Good marketing strategy will improve your growth rate. What do you need to do to earn more profit from the same resources? One strategy is fit into your criteria. Tax havens, the location which gives a warm welcome to the business firms who are ready to invest in their country. However, on the other side it includes some disadvantages for the entire human community. The flexible tax legislation make many greedy business firms to hold the black money in tax haven banks which in turn affects the honest firms and common people who are paying tax regularly. International organizations are signing agreement with these tax havens seeking transparency and information sharing. We will know how far this approach work as time flows.

The burden of taxes

          A noble firm wanted to expand their business all over the world, they usually chose a location which favors their aspiration. When an offshore corporation is entering inside a new jurisdiction there are many obstacles to establishing that company. They have to pay a number of taxes to the jurisdiction where company is incorporated such as corporate tax, sales tax, exercise and customs etc. In some countries, these taxes consumes more than 65% of the profit. These unfavorable conditions force the firms to prefer tax haven countries. The tax haven countries also wanted to import multinational business to their country for their economic development and they are loosening the stringent laws and also cutting down the taxes to make them as a favorable destination if any wanted to incorporate. Some of the favorite tax havens are Luxemburg, The Cayman Island, Singapore, Ireland, Bermuda, Switzerland and many more countries.

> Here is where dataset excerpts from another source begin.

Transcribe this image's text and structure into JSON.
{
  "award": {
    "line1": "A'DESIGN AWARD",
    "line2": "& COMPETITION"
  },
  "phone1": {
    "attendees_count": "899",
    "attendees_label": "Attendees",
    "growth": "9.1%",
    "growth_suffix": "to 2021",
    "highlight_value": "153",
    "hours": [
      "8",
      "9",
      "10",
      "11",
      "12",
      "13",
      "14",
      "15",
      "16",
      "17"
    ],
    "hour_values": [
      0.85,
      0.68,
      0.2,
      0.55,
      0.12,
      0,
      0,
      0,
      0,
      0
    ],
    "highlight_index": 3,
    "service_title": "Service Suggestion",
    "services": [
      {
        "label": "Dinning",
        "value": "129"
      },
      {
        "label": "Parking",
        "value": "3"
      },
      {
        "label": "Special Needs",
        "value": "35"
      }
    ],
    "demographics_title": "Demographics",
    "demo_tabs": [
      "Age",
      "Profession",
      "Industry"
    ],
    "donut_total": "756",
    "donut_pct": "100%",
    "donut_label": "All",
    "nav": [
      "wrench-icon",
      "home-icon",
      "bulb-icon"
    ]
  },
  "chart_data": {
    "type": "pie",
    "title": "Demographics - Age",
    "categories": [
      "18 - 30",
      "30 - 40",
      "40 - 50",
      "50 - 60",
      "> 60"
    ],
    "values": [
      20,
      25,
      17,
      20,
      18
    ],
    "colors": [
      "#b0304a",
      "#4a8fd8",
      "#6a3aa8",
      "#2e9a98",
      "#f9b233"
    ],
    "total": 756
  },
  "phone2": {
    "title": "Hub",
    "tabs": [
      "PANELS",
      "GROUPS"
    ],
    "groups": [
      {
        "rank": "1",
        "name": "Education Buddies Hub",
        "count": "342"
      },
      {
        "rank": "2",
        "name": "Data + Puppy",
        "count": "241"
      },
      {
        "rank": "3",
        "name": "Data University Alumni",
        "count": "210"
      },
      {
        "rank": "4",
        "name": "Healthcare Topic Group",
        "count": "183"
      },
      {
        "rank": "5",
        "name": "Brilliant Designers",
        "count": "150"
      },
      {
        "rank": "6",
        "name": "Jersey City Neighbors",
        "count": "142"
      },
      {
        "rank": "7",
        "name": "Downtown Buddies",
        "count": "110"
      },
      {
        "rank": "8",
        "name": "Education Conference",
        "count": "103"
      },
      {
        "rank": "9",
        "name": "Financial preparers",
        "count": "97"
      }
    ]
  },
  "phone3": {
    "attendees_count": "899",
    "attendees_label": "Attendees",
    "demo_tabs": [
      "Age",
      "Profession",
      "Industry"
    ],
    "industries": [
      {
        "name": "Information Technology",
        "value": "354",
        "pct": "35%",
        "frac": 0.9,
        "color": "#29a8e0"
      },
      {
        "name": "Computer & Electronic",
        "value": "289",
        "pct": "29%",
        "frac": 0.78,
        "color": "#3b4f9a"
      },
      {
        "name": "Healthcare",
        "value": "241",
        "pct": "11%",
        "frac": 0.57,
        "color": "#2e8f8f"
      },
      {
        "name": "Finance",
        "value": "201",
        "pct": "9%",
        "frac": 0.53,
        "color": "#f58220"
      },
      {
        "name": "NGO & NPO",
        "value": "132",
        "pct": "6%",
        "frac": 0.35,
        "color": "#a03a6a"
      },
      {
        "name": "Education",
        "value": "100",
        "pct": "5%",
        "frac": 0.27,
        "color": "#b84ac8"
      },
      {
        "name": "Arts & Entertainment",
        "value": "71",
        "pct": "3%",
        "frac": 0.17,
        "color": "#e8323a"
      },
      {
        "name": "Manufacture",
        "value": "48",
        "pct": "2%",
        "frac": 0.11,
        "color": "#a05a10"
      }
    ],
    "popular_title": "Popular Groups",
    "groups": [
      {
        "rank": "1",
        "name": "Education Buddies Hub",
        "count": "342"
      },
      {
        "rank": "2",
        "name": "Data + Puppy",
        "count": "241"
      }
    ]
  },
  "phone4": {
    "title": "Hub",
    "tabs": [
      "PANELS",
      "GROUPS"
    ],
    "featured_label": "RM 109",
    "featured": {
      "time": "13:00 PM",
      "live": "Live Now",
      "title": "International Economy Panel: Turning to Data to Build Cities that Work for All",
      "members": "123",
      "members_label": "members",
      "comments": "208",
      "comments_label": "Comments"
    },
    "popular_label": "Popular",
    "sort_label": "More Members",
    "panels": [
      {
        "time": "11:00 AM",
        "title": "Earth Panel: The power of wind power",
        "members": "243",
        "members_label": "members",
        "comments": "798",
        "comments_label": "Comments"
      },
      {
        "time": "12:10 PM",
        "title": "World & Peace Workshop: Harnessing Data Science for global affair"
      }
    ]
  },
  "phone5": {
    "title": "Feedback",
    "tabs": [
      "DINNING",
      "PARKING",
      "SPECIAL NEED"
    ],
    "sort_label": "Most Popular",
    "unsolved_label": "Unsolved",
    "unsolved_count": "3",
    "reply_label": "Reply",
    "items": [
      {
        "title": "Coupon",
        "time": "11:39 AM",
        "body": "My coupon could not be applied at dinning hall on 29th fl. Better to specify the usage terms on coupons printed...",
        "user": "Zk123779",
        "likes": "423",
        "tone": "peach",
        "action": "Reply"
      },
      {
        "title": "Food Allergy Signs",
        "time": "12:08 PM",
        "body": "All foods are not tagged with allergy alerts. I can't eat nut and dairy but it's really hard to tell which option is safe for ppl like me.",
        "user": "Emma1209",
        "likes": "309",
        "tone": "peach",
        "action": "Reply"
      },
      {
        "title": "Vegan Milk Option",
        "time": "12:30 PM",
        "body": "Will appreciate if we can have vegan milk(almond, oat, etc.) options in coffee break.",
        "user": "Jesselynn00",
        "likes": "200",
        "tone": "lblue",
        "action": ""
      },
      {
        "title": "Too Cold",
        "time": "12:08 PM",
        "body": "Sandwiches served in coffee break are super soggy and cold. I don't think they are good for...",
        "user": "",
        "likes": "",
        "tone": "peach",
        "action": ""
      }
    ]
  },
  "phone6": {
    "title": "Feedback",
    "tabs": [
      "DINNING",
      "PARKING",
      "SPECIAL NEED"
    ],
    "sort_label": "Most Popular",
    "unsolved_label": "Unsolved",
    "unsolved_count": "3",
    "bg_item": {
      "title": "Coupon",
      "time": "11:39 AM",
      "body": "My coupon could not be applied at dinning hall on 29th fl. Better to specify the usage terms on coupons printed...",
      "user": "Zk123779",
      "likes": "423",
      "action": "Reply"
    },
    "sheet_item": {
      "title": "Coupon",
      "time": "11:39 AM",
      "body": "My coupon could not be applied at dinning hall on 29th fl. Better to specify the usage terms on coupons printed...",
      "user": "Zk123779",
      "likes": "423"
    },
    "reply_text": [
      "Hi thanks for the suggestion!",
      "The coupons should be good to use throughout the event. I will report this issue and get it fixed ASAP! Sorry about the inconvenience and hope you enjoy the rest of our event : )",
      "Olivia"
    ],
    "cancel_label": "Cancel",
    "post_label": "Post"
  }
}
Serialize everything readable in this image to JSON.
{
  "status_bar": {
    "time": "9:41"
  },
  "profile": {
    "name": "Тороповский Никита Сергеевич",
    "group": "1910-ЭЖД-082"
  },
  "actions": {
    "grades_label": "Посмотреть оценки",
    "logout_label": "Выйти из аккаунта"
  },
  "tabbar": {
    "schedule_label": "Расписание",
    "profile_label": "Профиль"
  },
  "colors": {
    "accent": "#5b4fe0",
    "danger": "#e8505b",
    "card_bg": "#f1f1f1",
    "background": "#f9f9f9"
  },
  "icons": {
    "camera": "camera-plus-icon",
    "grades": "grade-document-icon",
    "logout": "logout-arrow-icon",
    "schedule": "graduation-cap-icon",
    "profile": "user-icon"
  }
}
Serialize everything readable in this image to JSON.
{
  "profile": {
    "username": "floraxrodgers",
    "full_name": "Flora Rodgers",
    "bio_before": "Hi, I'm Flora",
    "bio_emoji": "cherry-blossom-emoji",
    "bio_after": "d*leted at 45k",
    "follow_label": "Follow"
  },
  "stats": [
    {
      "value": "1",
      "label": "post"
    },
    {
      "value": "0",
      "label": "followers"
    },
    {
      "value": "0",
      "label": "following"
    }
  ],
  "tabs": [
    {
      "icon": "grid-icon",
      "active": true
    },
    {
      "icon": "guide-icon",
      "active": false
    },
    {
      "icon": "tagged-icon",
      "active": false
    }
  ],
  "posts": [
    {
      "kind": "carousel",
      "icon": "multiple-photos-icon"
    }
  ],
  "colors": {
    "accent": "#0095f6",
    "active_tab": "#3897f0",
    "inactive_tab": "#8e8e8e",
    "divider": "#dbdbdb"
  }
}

How these countries are differ from other countries

          When a company wants to start their subsidiaries in a foreign country, there are two types of offshore incorporation. They can merge their firm with another firm which is already functioning there and the second one is starting a new separate firm. When setting up these companies, these tax haven countries will collect only a meager charge for establishment and with a minimum proof. When you trade in domestic territory you have to pay the minimum amount of tax and some royalties to the domestic authority. But by establishing trade Centre alone in this territory and trading out of the territory’s jurisdiction will not need to pay the corporate tax, sales tax etc. So many multinationals establish a center in these country and trade out of the boundaries which save billions of money every year. For example, Apple’s headquarters are in California but it opened a subsidiary in Reno, Nevada. Because corporate tax in California is 8.84% and in Nevada it is zero. Also, apple opened their subsidiary in low tax regions like Ireland, Luxemburg, British Virginia islands etc. in order to minimize the tax. In 2012, Apple has got $45.6 billion through this tax savings. With this tax benefits additionally, they are protected from the legal issues. The person want to register his company in any of these tax haven states can register in a nominee name and he can undertake the financial activities in the same name. So his identity is secured. Even though these tax haven countries are beneficial for an economy, some tax evaders’ misuse these advantages for doing illicit activities. It should be controlled for the welfare of human community.